‘Act Of War’ Questions In Cyberattack Insurance Case
April 23, 2019
By Daniel B. Garrie and Peter Rosen
Recently, Mondelez International Inc. sued Zurich American Insurance Co. for denying coverage, under its cyber policy’s war exclusion, for Mondelez’s alleged over $100 million in losses caused by the NotPetya ransomware attack in 2017. This case has the potential to make a significant impact on the cyber insurance market as it is the first time the war exclusion has been litigated in the cyber insurance context and highlights some key issues in applying traditional policy language to cyberattacks.

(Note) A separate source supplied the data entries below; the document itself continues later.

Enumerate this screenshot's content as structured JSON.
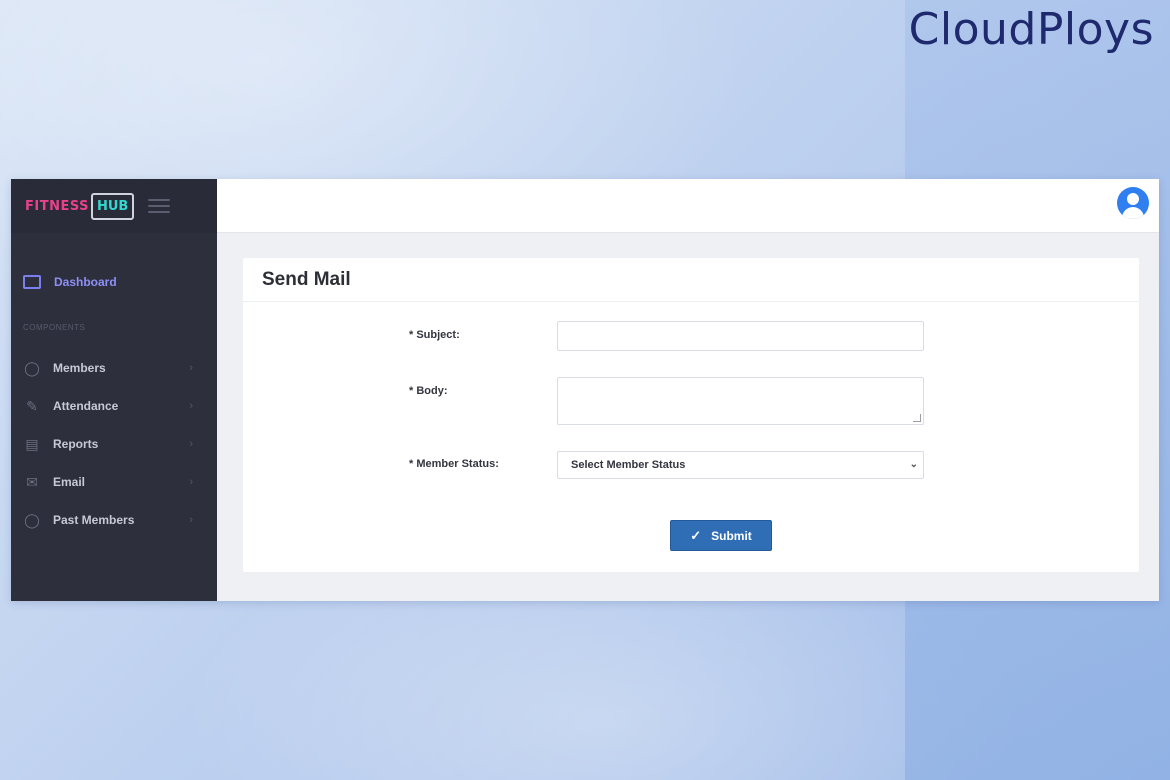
{
  "brand": "CloudPloys",
  "sidebar": {
    "logo_left": "FITNESS",
    "logo_right": "HUB",
    "dashboard": "Dashboard",
    "section": "COMPONENTS",
    "items": [
      {
        "label": "Members",
        "icon": "user-icon"
      },
      {
        "label": "Attendance",
        "icon": "pencil-icon"
      },
      {
        "label": "Reports",
        "icon": "document-icon"
      },
      {
        "label": "Email",
        "icon": "mail-icon"
      },
      {
        "label": "Past Members",
        "icon": "user-icon"
      }
    ]
  },
  "form": {
    "title": "Send Mail",
    "subject_label": "* Subject:",
    "subject_value": "",
    "body_label": "* Body:",
    "body_value": "",
    "status_label": "* Member Status:",
    "status_selected": "Select Member Status",
    "submit_label": "Submit"
  },
  "colors": {
    "sidebar_bg": "#2e2f3d",
    "accent": "#2f6db5",
    "dashboard_active": "#8d90f5",
    "brand": "#1f2a6e"
  }
}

Does the war exclusion apply to cyberattacks? If so, can Zurich prove NotPetya came from a state actor given the challenge of attributing cyberattacks?
Mondelez was one of dozens of companies to suffer damages during the global NotPetya ransomware attack in 2017. The attack caused $10 billion in damage, according to the U.S. Department of Homeland Security.
Mondelez submitted a claim under its cyber policy with Zurich that covers “physical loss or damage to electronic data, programs or software, including physical loss or damage caused by the malicious introduction of machine code or instruction.” The policy also covered nonphysical losses and expenses caused by the failure of “electronic data processing equipment or media to operate” due to malicious cyber damage.